During an interview on 10/31/2024 at 12:00 p.m. regarding discharge planning with the Director of Case Management (DCM), the DCM stated, "Case manager discharge planning practices include communicating with the patient or family to assess living arrangements, identifying post-discharge needs and home health services, durable medical equipment (DMEs), and other necessary support. Service coordination is based on patient requirements. For home health services, discharge orders should specify the services provided (such as nursing visits or wound care) and contact information for the home health agency should be included in the CM's documentation, along with delivery schedules for necessary items. DMEs, such as oxygen or a hospital bed, require specific instructions, including the oxygen levels needed. For supplemental oxygen at home, the oxygen company should be contacted, and this includes providing insurance information, diagnosis, and contact details, as well as determining whether items will be delivered to the hospital or directly to the home. For example, if enteral feeding is needed, vendors are contacted. Enteral feeding also requires an order and input from the dietitian, with the case manager responsible for including this information in the chart for prescription purposes. All steps must be documented in the patient's medical record to ensure continuity of care."

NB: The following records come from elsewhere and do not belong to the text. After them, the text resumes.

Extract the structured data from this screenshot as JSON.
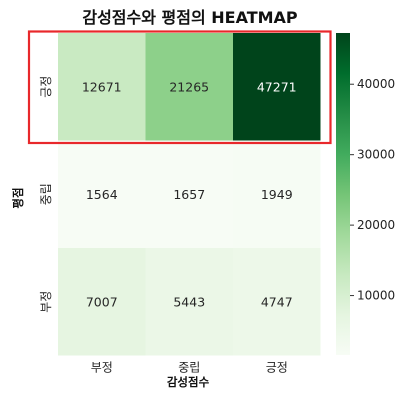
{
  "chart_data": {
    "type": "heatmap",
    "title": "감성점수와 평점의 HEATMAP",
    "xlabel": "감성점수",
    "ylabel": "평점",
    "x_categories": [
      "부정",
      "중립",
      "긍정"
    ],
    "y_categories": [
      "긍정",
      "중립",
      "부정"
    ],
    "values": [
      [
        12671,
        21265,
        47271
      ],
      [
        1564,
        1657,
        1949
      ],
      [
        7007,
        5443,
        4747
      ]
    ],
    "colormap": "Greens",
    "colorbar": {
      "min": 1564,
      "max": 47271,
      "ticks": [
        10000,
        20000,
        30000,
        40000
      ]
    },
    "highlight": {
      "row": 0,
      "color": "#e8282b"
    }
  }
}
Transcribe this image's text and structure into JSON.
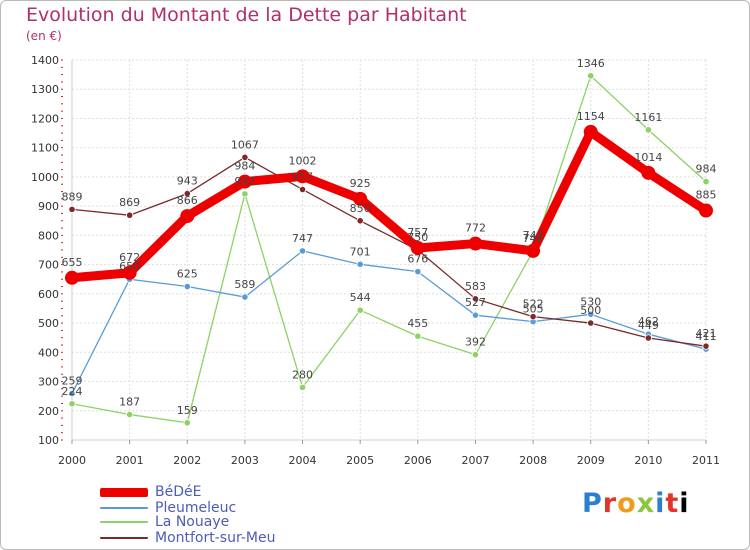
{
  "chart_data": {
    "type": "line",
    "title": "Evolution du Montant de la Dette par Habitant",
    "ylabel": "(en €)",
    "xlabel": "",
    "ylim": [
      100,
      1400
    ],
    "y_ticks": [
      "100",
      "200",
      "300",
      "400",
      "500",
      "600",
      "700",
      "800",
      "900",
      "1000",
      "1100",
      "1200",
      "1300",
      "1400"
    ],
    "x": [
      "2000",
      "2001",
      "2002",
      "2003",
      "2004",
      "2005",
      "2006",
      "2007",
      "2008",
      "2009",
      "2010",
      "2011"
    ],
    "grid": true,
    "legend_position": "bottom-left",
    "series": [
      {
        "name": "BéDéE",
        "color": "#ee0000",
        "values": [
          655,
          672,
          866,
          984,
          1002,
          925,
          757,
          772,
          747,
          1154,
          1014,
          885
        ]
      },
      {
        "name": "Pleumeleuc",
        "color": "#5b9bd5",
        "values": [
          259,
          650,
          625,
          589,
          747,
          701,
          676,
          527,
          505,
          530,
          462,
          411
        ]
      },
      {
        "name": "La Nouaye",
        "color": "#8ed165",
        "values": [
          224,
          187,
          159,
          942,
          280,
          544,
          455,
          392,
          746,
          1346,
          1161,
          984
        ]
      },
      {
        "name": "Montfort-sur-Meu",
        "color": "#7a2a2a",
        "values": [
          889,
          869,
          943,
          1067,
          957,
          850,
          750,
          583,
          522,
          500,
          449,
          421
        ]
      }
    ]
  },
  "logo_letters": [
    "P",
    "r",
    "o",
    "x",
    "i",
    "t",
    "i"
  ]
}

During a review of the facility's policy and procedure (P&P) titled, "Discharge Planning," dated 9/2024, the P&P indicated that the facility provides Discharge Planning for all patients according to federal and state regulatory requirements. Patients requiring complex discharge planning are referred to the Case Management department, which arranges necessary services and care based on available resources and authorizations. The P&P indicated that discharge planning should begin at the time of admission. Additionally, case managers from local medical groups are involved in the discharge planning process and are required to document in the facility's electronic health record. The case manager (CM) is responsible for periodically reassessing patients with complex or high-risk discharge needs and must document these assessments in the patient's medical record.